Un homme comme Jean-Luc Mélenchon a compris ce signe des temps : il annonce une "grande conjonction" qui n’est en réalité que l’addition de minorités malheureuses.
Des idéologues marginaux peuvent imposer l’écriture inclusive dans nos écoles. Les diplômés précaires, les immigrés, les transgenre, les radicalisés, les minorités urbaines ont acquis des droits que la majorité n’a pas, précisément parce qu’ils sont minoritaires. Un homme comme Jean-Luc Mélenchon a compris ce signe des temps : il annonce une "grande conjonction" qui n’est en réalité que l’addition de minorités malheureuses.
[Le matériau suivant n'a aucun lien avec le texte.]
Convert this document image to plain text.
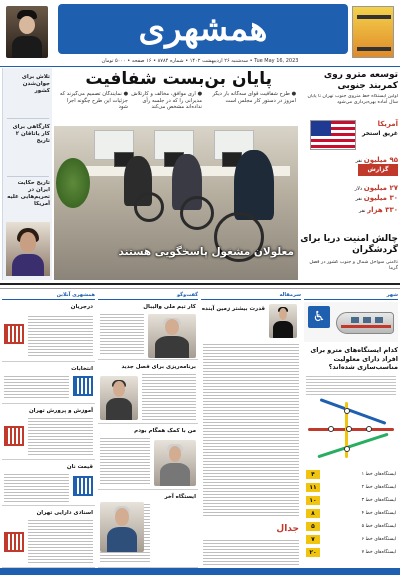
همشهری
سه‌شنبه ۲۶ اردیبهشت ۱۴۰۲ • شماره ۸۷۸۴ • ۱۶ صفحه • ۵۰۰۰ تومان • Tue May 16, 2023
تلاش برای جوان‌شدن کشور
کارگاهی برای کار یاتاقان ۲ تاریخ
تاریخ حکایت ایران در تحریم‌هایی علیه آمریکا
پایان بن‌بست شفافیت
● طرح شفافیت قوای سه‌گانه بار دیگر امروز در دستور کار مجلس است
● آری موافق، مخالف و کارتلاش مدیرانی را که در جلسه رأی نداده‌اند مشخص می‌کند
● نمایندگان تصمیم می‌گیرند که جزئیات این طرح چگونه اجرا شود
معلولان مشغول پاسخگویی هستند
توسعه مترو روی کمربند جنوبی
اولین ایستگاه خط متروی جنوب تهران تا پایان سال آماده بهره‌برداری می‌شود
آمریکا
غریق استخر
۹۵ میلیون نفر
۲۷ میلیون دلار
۳۰ میلیون نفر
۳۳۰ هزار نفر
گزارش
چالش امنیت دریا برای گردشگران
ناامنی سواحل شمال و جنوب کشور در فصل گرما
همشهری آنلاین
درجریان
انتخابات
آموزش و پرورش تهران
قیمت نان
اسنادی دارایی تهران
گفت‌وگو
کار تیم ملی والیبال
برنامه‌ریزی برای فصل جدید
من با کمک همگام بودم
ایستگاه آخر
سرمقاله
قدرت بیشتر زمین آینده
جدال
شهر
♿
کدام ایستگاه‌های مترو برای افراد دارای معلولیت مناسب‌سازی شده‌اند؟
۴	ایستگاه‌های خط ۱
۱۱	ایستگاه‌های خط ۲
۱۰	ایستگاه‌های خط ۳
۸	ایستگاه‌های خط ۴
۵	ایستگاه‌های خط ۵
۷	ایستگاه‌های خط ۶
۲۰	ایستگاه‌های خط ۷
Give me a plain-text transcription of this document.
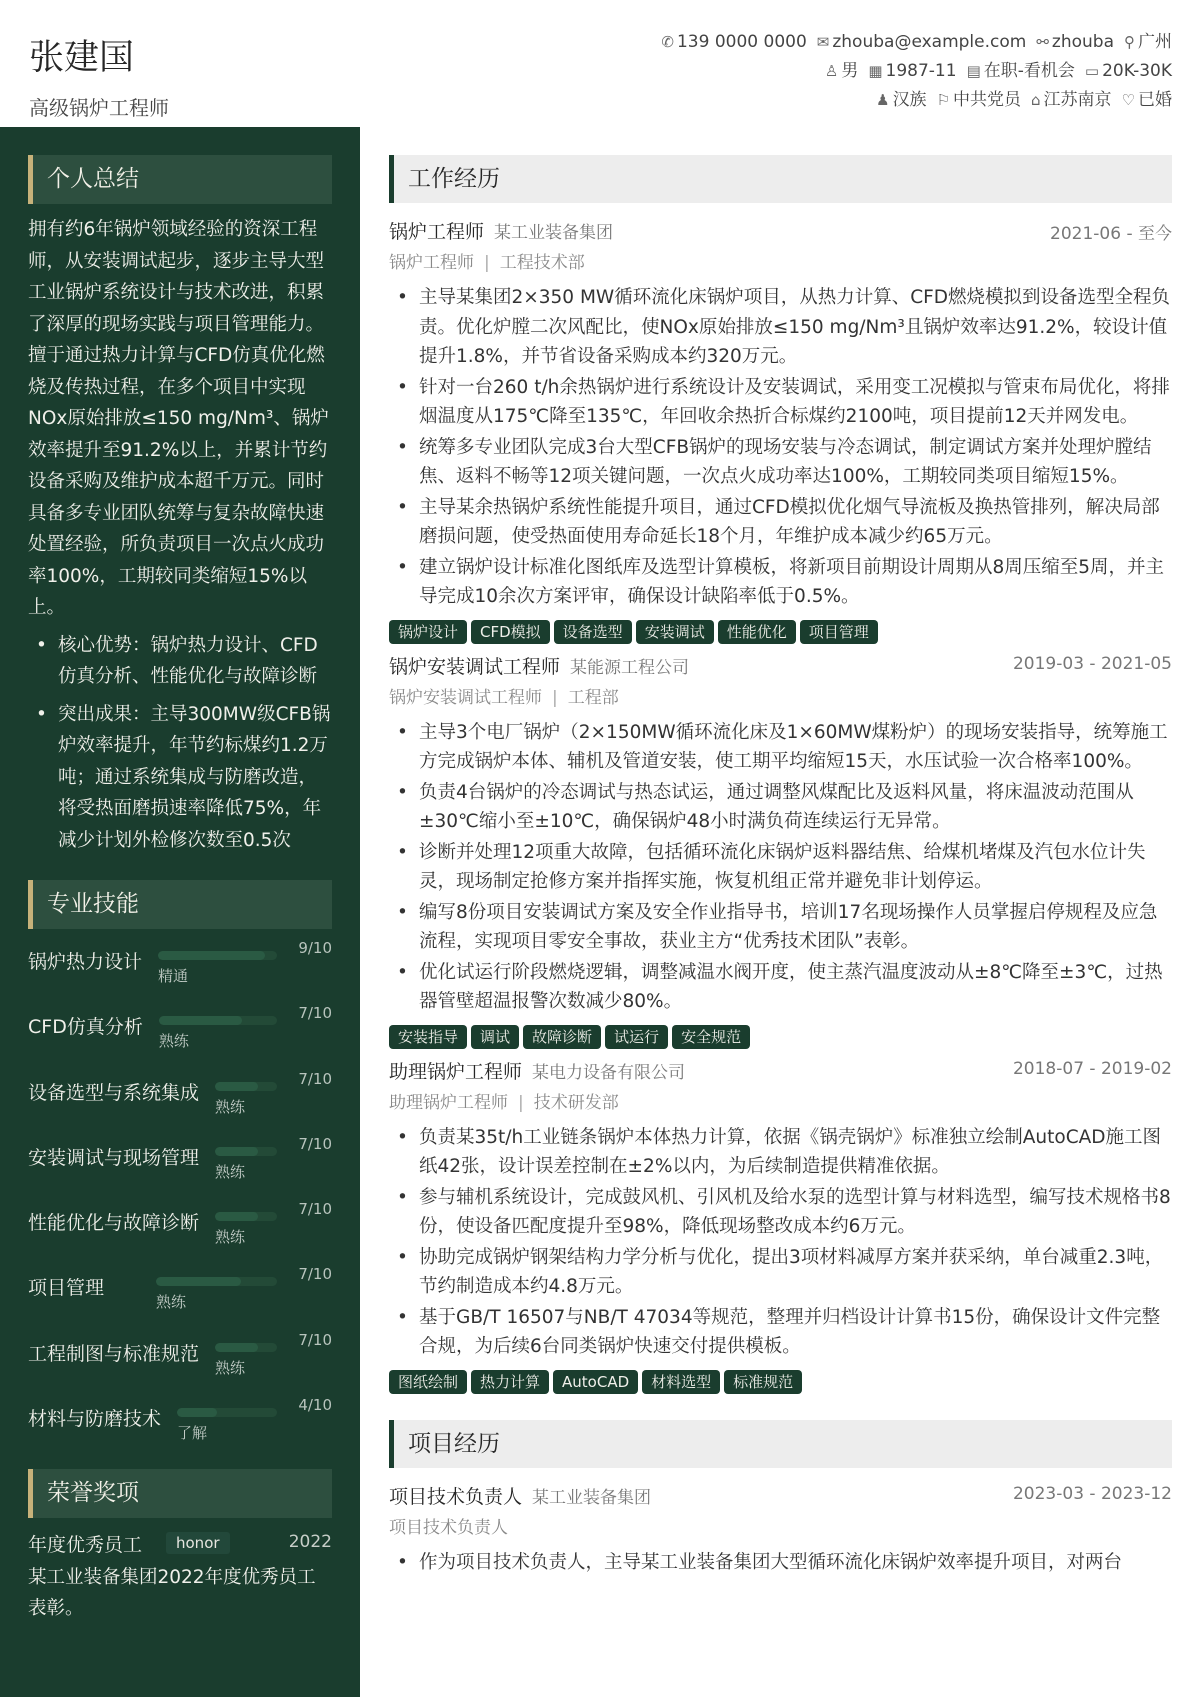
张建国
高级锅炉工程师
✆ 139 0000 0000 ✉ zhouba@example.com ⚯ zhouba ⚲ 广州
♙ 男 ▦ 1987-11 ▤ 在职-看机会 ▭ 20K-30K
♟ 汉族 ⚐ 中共党员 ⌂ 江苏南京 ♡ 已婚
个人总结
拥有约6年锅炉领域经验的资深工程师，从安装调试起步，逐步主导大型工业锅炉系统设计与技术改进，积累了深厚的现场实践与项目管理能力。擅于通过热力计算与CFD仿真优化燃烧及传热过程，在多个项目中实现NOx原始排放≤150 mg/Nm³、锅炉效率提升至91.2%以上，并累计节约设备采购及维护成本超千万元。同时具备多专业团队统筹与复杂故障快速处置经验，所负责项目一次点火成功率100%，工期较同类缩短15%以上。
• 核心优势：锅炉热力设计、CFD仿真分析、性能优化与故障诊断
• 突出成果：主导300MW级CFB锅炉效率提升，年节约标煤约1.2万吨；通过系统集成与防磨改造，将受热面磨损速率降低75%，年减少计划外检修次数至0.5次
专业技能
锅炉热力设计
精通
9/10
CFD仿真分析
熟练
7/10
设备选型与系统集成
熟练
7/10
安装调试与现场管理
熟练
7/10
性能优化与故障诊断
熟练
7/10
项目管理
熟练
7/10
工程制图与标准规范
熟练
7/10
材料与防磨技术
了解
4/10
荣誉奖项
年度优秀员工	honor	2022
某工业装备集团2022年度优秀员工表彰。
工作经历
锅炉工程师 某工业装备集团	2021-06 - 至今
锅炉工程师 | 工程技术部
• 主导某集团2×350 MW循环流化床锅炉项目，从热力计算、CFD燃烧模拟到设备选型全程负责。优化炉膛二次风配比，使NOx原始排放≤150 mg/Nm³且锅炉效率达91.2%，较设计值提升1.8%，并节省设备采购成本约320万元。
• 针对一台260 t/h余热锅炉进行系统设计及安装调试，采用变工况模拟与管束布局优化，将排烟温度从175℃降至135℃，年回收余热折合标煤约2100吨，项目提前12天并网发电。
• 统筹多专业团队完成3台大型CFB锅炉的现场安装与冷态调试，制定调试方案并处理炉膛结焦、返料不畅等12项关键问题，一次点火成功率达100%，工期较同类项目缩短15%。
• 主导某余热锅炉系统性能提升项目，通过CFD模拟优化烟气导流板及换热管排列，解决局部磨损问题，使受热面使用寿命延长18个月，年维护成本减少约65万元。
• 建立锅炉设计标准化图纸库及选型计算模板，将新项目前期设计周期从8周压缩至5周，并主导完成10余次方案评审，确保设计缺陷率低于0.5%。
锅炉设计 CFD模拟 设备选型 安装调试 性能优化 项目管理
锅炉安装调试工程师 某能源工程公司	2019-03 - 2021-05
锅炉安装调试工程师 | 工程部
• 主导3个电厂锅炉（2×150MW循环流化床及1×60MW煤粉炉）的现场安装指导，统筹施工方完成锅炉本体、辅机及管道安装，使工期平均缩短15天，水压试验一次合格率100%。
• 负责4台锅炉的冷态调试与热态试运，通过调整风煤配比及返料风量，将床温波动范围从±30℃缩小至±10℃，确保锅炉48小时满负荷连续运行无异常。
• 诊断并处理12项重大故障，包括循环流化床锅炉返料器结焦、给煤机堵煤及汽包水位计失灵，现场制定抢修方案并指挥实施，恢复机组正常并避免非计划停运。
• 编写8份项目安装调试方案及安全作业指导书，培训17名现场操作人员掌握启停规程及应急流程，实现项目零安全事故，获业主方“优秀技术团队”表彰。
• 优化试运行阶段燃烧逻辑，调整减温水阀开度，使主蒸汽温度波动从±8℃降至±3℃，过热器管壁超温报警次数减少80%。
安装指导 调试 故障诊断 试运行 安全规范
助理锅炉工程师 某电力设备有限公司	2018-07 - 2019-02
助理锅炉工程师 | 技术研发部
• 负责某35t/h工业链条锅炉本体热力计算，依据《锅壳锅炉》标准独立绘制AutoCAD施工图纸42张，设计误差控制在±2%以内，为后续制造提供精准依据。
• 参与辅机系统设计，完成鼓风机、引风机及给水泵的选型计算与材料选型，编写技术规格书8份，使设备匹配度提升至98%，降低现场整改成本约6万元。
• 协助完成锅炉钢架结构力学分析与优化，提出3项材料减厚方案并获采纳，单台减重2.3吨，节约制造成本约4.8万元。
• 基于GB/T 16507与NB/T 47034等规范，整理并归档设计计算书15份，确保设计文件完整合规，为后续6台同类锅炉快速交付提供模板。
图纸绘制 热力计算 AutoCAD 材料选型 标准规范
项目经历
项目技术负责人 某工业装备集团	2023-03 - 2023-12
项目技术负责人
• 作为项目技术负责人，主导某工业装备集团大型循环流化床锅炉效率提升项目，对两台
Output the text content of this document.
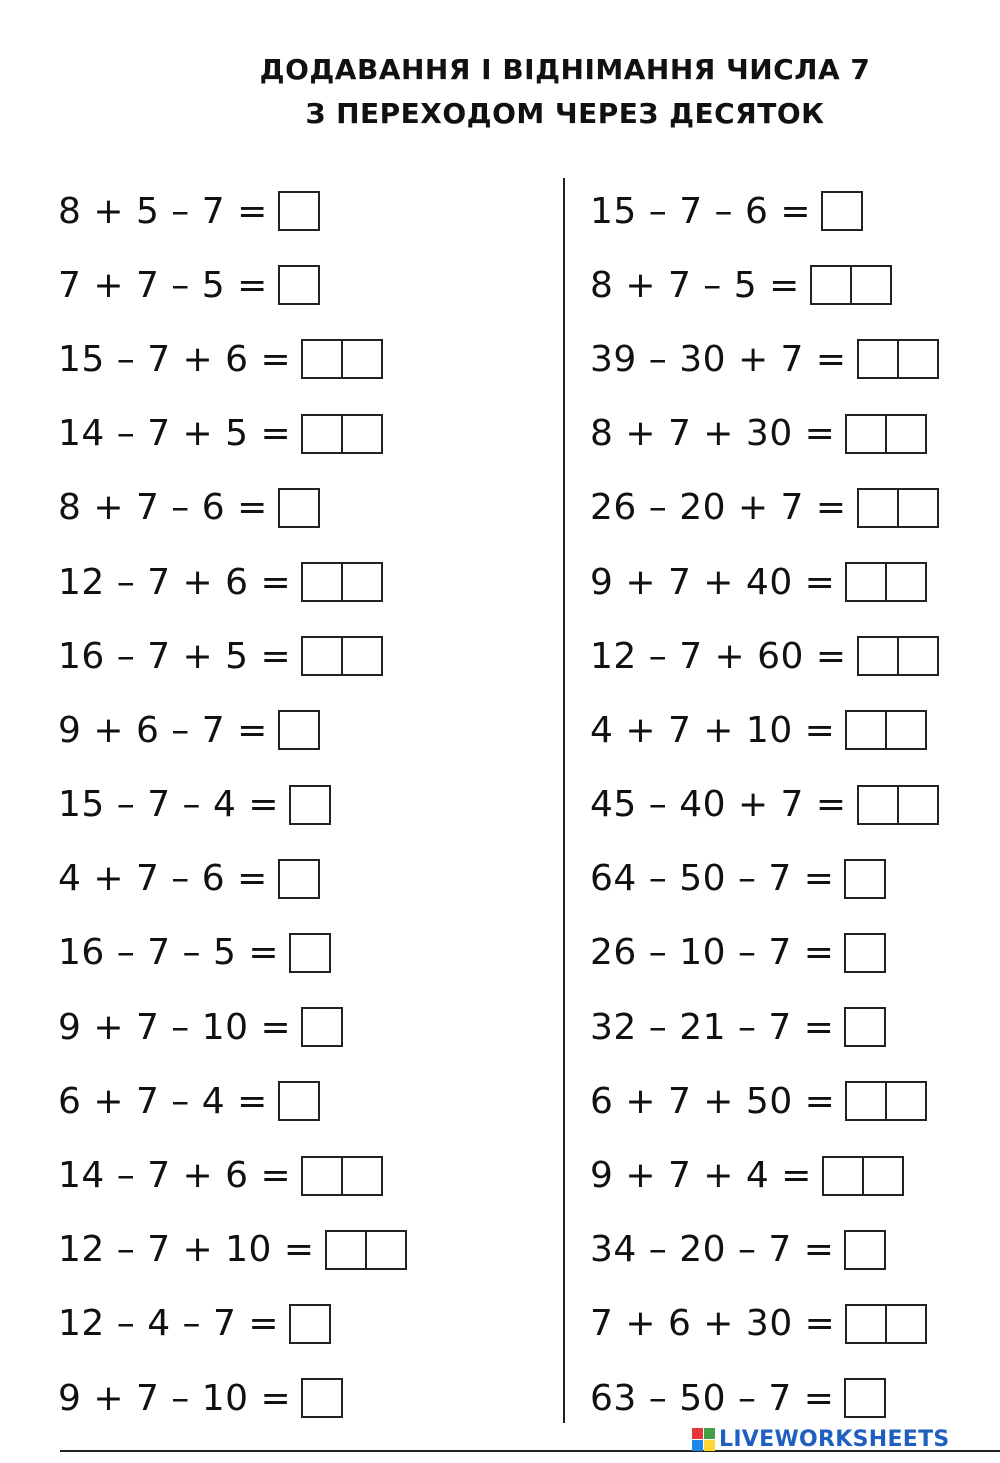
ДОДАВАННЯ І ВІДНІМАННЯ ЧИСЛА 7
З ПЕРЕХОДОМ ЧЕРЕЗ ДЕСЯТОК
8 + 5 – 7 =
7 + 7 – 5 =
15 – 7 + 6 =
14 – 7 + 5 =
8 + 7 – 6 =
12 – 7 + 6 =
16 – 7 + 5 =
9 + 6 – 7 =
15 – 7 – 4 =
4 + 7 – 6 =
16 – 7 – 5 =
9 + 7 – 10 =
6 + 7 – 4 =
14 – 7 + 6 =
12 – 7 + 10 =
12 – 4 – 7 =
9 + 7 – 10 =
15 – 7 – 6 =
8 + 7 – 5 =
39 – 30 + 7 =
8 + 7 + 30 =
26 – 20 + 7 =
9 + 7 + 40 =
12 – 7 + 60 =
4 + 7 + 10 =
45 – 40 + 7 =
64 – 50 – 7 =
26 – 10 – 7 =
32 – 21 – 7 =
6 + 7 + 50 =
9 + 7 + 4 =
34 – 20 – 7 =
7 + 6 + 30 =
63 – 50 – 7 =
LIVEWORKSHEETS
Mais même additionnées, les minorités malheureuses ne font pas une majorité, et c’est pourquoi le mouvement de Jean-Luc Mélenchon ne sera jamais un élan populaire. La dictature des minorités n’est pas le pouvoir du peuple.
Le sel de la terre
Et nous, dernier carré de chrétiens perdus dans une Europe sécularisée, pourquoi le fait d’être devenus si minoritaires ne nous donne-t-il pas le droit de revendiquer et haut et fort nos droits et notre identité ? Parce que nous savons que notre foi au Christ n’est pas d’abord une identité. Elle est une aventure amoureuse. Il entre dans notre définition même de chrétiens que d’être une minorité sans esprit de revendication ou de revanche. Être minoritaires ? La belle affaire ! On nous le répétait déjà à l’époque où nous n’étions que douze. Et même quand l’Église régnait sur le siècle, même sous nos rois saint Louis ou Louis XIII, combien étions-nous vraiment, combien de disciples du ressuscité ? Le Christ nous a dit que nous étions le sel de la terre. Il ne nous a pas dit que nous en étions la farine.